Guitarist/bassist Raphael Vanoli’s Bibrax, a set of work for electric guitar, takes the basic practice of solo classical guitar and recasts it in the wide spectrum of colors attainable only through electronic devices.
Like many conservatory-trained musicians in recent years, Vanoli is as involved with rock-derived music as with jazz and music in the Western classical tradition. He studied jazz and classical guitar at the Conservatory of Amsterdam and went on to perform the music of Steve Reich, Frederic Rzewski, Makoto Nomura and others. But he also played in a number of rock-based ensembles including Knalpot, a duo with drummer Gerri Jäger. Bibrax is his first solo release.
For the recording, Vanoli used a stereo setup employing a modified Fender Stratocaster sent through an elaborate pedal chain and then outputted to a bass amp on one side, and one of six guitar amps on the other. Unsurprisingly, the sound on all tracks is full and often of a lush—though sometimes harsh–beauty. This is apparent from the opening track, 99, which wraps floating, chime-like harmonies in a sharply honed, metallic jangle. Similarly, Perrine is a wash of consonant chords carried along on an explicit pulse. It’s vaguely muted sound may be an effect of Vanoli’s bowing the strings with a peacock feather. Lenz is one of several pieces created with Vanoli’s signature technique of blowing across the fingerboard to set the strings in motion. The piece consists of shimmering chords brought on with a gradual attack and fading with a long decay. As with the other pieces on the recording, its beauty carries just enough of an edge to keep complacency away.
Picasso’s 1912 painting Guitar on a Table shows a guitar in a vertiginous, exploded view—dismantled and seen from multiple, often incompatible, perspectives all at once. The instrument is visually deconstructed, decades before the idea of deconstruction was formulated. In a similar manner, two new releases take the solo guitar, electric and acoustic, and perform an aural deconstruction, seemingly disassembling the instrument and testing the sounds of its constituent parts.
Tellef Øgrim’s Solos for Guitars is a set of ten vignettes for electric or acoustic guitar alone, presented from many angles. Øgrim does the guitar in different voices, making it sound like a reed instrument in a distorted setting (LN Has Left the Building); overdriving it through bent and distorted riffs (Fat Fit); bending and pulling the low strings to give it the gravity and twang of a rudra vina (Dolo’s Divid). In the middle of all this, the pristine sound of an acoustic guitar playing modally-flavored melodies on Lur Lokk comes as something of a disorienting experience—the normal displaced and alienated into something strange.
Ernesto Diaz-Infante works with nylon-string guitar and goes for a more elemental sound wherein, as with Picasso’s guitar, the sum is dissolved into the parts. The strings in particular take on a separate personality, scrabbling and popping under Diaz-Infante’s fingers, wobbling as a metal or glass object glides over them, having the ridges of their silver wrap sound at the scrape of a nail.
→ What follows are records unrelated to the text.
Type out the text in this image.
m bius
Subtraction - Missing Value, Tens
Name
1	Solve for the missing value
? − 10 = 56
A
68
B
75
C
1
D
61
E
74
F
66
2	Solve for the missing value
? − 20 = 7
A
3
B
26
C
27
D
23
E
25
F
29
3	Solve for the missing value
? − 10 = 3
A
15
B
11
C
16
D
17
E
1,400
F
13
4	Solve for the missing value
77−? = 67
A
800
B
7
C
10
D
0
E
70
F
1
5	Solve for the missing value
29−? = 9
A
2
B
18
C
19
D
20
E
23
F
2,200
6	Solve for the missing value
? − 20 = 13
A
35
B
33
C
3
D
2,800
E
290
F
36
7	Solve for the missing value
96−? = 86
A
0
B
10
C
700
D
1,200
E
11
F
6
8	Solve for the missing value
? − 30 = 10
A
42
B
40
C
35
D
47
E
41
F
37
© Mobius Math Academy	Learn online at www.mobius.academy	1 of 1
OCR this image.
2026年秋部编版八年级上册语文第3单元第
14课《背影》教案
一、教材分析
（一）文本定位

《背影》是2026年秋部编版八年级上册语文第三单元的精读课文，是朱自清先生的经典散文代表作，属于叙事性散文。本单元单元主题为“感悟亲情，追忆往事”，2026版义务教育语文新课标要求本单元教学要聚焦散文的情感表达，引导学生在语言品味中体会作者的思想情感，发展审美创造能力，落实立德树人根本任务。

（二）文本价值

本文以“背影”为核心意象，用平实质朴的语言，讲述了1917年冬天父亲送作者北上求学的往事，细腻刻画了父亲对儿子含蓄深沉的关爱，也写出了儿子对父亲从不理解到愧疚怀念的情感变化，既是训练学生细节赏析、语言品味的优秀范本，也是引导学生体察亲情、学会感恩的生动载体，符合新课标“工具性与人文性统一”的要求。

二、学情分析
Diaz-Infante gives as intimate a view into the instrument as one could hope to have.
The title of this release by Norwegian guitarist Kim Myhr perfectly captures the atmosphere of highly saturated, sonically rich music on offer. Playing only an acoustic twelve-string guitar, Myhr creates a dense, orchestral sound that does indeed give the impression of all limbs singing all at once.
As a solo instrument the twelve-string guitar is a choir of its own. The arrangement of its strings in unison or octave pairings makes for a choric effect that Myhr channels into complex, unstable chords that shimmer and envelop the listener. On the aptly titled Weaving with Choir and on Sleep Nothing Eat Nothing, rapidly strummed chords build up a thick texture permeated by beats and sustained tones that sound at times like bowed piano strings. On Weaving with Choir Myhr accentuates the slight dissonances of out of phase, doubled strings by laying on harmonies of minor seconds. The texturally lighter Descent, built around a slowly repeated motif with a descending figure in the bass, differs from the frantic Leaping into Periphery, with its manic, ghost-note arpeggios on muted strings and spiky, harp-like timbres. The slowly strummed, unchanging chord on Blinky leaves space between soundings that allows its reverberations to hang in the air like so much transparent connective tissue.
Overall, an aurally lush, harmonically challenging music that’s unapologetically beautiful even at its sparsest.